Gold fell $18 overnight to $1648 and there's plenty of talk afoot that the drop may have something to do with the Group of 20 meeting this week. Talk is that the G20 will reaffirm its commitment to market-determined exchange rates and that this will cool the currency wars.
I don’t doubt that the G20 will indeed reaffirm its commitment to market-determined exchange rates, but that’s the great joke, and the way of international diplomacy – deception. Just because they all sing the same song together, doesn’t mean the currency wars are diminished in any way. Remember it was only a couple of years ago (2011) that the US Treasury Secretary was talking about the value of a strong dollar while the US was debasing its currency. Japan, having just printed however many zillions of yen to cheapen its currency, turned around literally a couple of weeks later to admonish the Chinese for manipulating theirs.
So the game goes on, each embracing the wonders of floating exchange rates while in practice manipulating their currency.
Precious metals are having a tough run at the moment though, with silver down 1.4 per cent last night. From their peaks late last year, silver is down 11 per cent or so and gold down some 8 per cent. I suspect this has more to do with suggestions QE may soon be pulled in, given the solid run of dataflow, rather than the G20.
On that note, the vice chair of the Federal Reserve, Janet Yellen – whom I firmly believe would be happy printing money for the next millennium – said that the economic targets the Fed stated they would need to see to raise rates (unemployment below 6.5 per cent and CPI 2.5 per cent) were not triggers, and that the Fed was under no obligation to raise rates if they were reached. There you have it, people, straight from the horse's mouth and a massive contradiction. The Fed maintains that it has to keep massively stimulatory policy in place because of the high unemployment rate. Now we hear that even if the unemployment rate comes down sharply, heck – they may just keep massively stimulatory policy anyway! Yep, the G20 statement matters not a bit.
As for Wall Street, US equities are down about 0.1 to 0.2 per cent with about an hour left to trade (with the S&P500 at 1516, Dow at 13,963, and Nasdaq at 3188). Energy stocks were key underperformers, despite crude rising 1.3 per cent overnight to $96.91. Financials, in contrast, outperformed. There wasn’t really much news out to guide things and price action reflected that – it was a similar case in Europe too, with the major indexes hovering around 0 (the Dax down 0.2 per cent, the CaC up 0.03 per cent and the FTSE100 up 0.2 per cent).

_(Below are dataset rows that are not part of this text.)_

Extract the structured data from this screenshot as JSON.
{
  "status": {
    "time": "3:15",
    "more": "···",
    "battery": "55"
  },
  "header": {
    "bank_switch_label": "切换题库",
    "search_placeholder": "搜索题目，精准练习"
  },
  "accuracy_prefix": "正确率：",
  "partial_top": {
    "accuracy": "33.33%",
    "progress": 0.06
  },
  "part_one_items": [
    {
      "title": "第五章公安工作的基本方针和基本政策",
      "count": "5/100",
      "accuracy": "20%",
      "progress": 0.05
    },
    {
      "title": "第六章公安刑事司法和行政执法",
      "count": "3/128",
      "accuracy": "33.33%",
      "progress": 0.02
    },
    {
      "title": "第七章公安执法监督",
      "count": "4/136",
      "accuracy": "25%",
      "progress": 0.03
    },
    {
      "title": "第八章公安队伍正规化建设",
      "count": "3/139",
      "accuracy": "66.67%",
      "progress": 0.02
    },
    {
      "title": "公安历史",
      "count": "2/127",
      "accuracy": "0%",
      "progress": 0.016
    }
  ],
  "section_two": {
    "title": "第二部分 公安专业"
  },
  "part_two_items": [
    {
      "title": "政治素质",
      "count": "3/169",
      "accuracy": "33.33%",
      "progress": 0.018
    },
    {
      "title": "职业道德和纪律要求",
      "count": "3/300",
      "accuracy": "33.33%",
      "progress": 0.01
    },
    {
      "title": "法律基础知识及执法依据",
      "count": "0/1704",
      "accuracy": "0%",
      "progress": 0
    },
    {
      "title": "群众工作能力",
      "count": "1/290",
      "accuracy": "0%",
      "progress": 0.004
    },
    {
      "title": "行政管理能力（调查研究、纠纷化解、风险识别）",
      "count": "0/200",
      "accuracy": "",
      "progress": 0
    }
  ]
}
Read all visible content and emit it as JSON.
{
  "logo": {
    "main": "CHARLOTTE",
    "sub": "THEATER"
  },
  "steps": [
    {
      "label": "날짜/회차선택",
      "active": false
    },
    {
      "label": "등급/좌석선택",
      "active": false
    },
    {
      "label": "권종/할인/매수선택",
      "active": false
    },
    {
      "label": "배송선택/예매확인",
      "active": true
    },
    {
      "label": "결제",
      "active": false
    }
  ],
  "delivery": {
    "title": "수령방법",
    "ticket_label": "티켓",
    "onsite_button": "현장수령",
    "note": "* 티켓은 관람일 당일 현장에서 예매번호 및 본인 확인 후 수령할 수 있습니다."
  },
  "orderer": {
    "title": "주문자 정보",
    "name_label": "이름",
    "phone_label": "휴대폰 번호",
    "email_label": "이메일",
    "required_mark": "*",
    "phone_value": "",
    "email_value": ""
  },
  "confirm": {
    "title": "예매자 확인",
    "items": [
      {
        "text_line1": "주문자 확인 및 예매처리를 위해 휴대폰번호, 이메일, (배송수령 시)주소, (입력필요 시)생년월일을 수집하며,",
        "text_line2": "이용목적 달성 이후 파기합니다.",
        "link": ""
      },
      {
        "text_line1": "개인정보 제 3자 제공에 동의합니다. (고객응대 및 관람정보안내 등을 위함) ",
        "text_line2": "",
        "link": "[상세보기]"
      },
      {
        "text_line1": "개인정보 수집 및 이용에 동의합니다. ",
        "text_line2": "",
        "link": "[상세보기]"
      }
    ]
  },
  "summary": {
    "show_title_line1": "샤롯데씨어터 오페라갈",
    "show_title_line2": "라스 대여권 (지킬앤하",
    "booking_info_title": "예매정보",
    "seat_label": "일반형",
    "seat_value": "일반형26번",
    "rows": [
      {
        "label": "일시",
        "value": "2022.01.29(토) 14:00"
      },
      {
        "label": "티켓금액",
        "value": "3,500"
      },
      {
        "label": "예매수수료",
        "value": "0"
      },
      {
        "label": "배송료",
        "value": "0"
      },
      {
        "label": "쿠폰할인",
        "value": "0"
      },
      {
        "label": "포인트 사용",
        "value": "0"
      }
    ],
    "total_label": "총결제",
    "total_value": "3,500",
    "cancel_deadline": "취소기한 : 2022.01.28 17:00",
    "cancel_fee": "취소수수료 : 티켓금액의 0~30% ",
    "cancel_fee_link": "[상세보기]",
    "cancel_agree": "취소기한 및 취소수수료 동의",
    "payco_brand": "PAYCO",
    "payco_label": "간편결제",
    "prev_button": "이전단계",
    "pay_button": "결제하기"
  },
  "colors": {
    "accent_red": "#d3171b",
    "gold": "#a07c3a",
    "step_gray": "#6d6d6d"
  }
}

For price action elsewhere, the Australian dollar is off another 50 pips or so to 1.0285, while the euro is 15 pips or so higher at 1.3390, but got up to 1.342 after the Bundesbank head said that the euro wasn’t overvalued. The big move was on the British pound, which fell 130 pips to 1.5664 (the Bank of England is expected to lower its growth forecast as a prelude to printing more money), while the Japanese yet shot up (yen weakened) from 92.62 to 93.45. US Treasuries then traded on a few basis points and ended little changed with the 10-year at 1.949 per cent, the 5-year at 0.837 per cent and the 2-year at 0.257 per cent. Aussie futures followed suit and were largely unchanged, with the 3s at 97.23 and the 10s at 95.575.
Looking at the day ahead, we get NAB’s business survey today at 1130 AEDT. Now, for the December quarter we know that confidence was the lowest since the GFC, notwithstanding a rebound in the actual month of December. Ideally we will see another lift in January given the vast improvement in global prospects, but you can never be sure. That’s the key release today, while tonight we see minor US data in the way of the NFIB small business optimism index, monthly budget data and job openings. Fourth quarter delinquency and foreclosure data will be of interest and there will be of a bit of Fed speak on the US economy from Kansas City Fed president Esther George.
UK inflation figures are also out but this is no longer a market sensitive release given the Bank of England has effectively dropped its inflation target and the new governor Mark Carney (effectively the UK Treasury’s yes man) promises to pay even less attention to it. Surely they could save the UK taxpayer some money by appointing a minimum wage teenager to the job? The end result will be the same.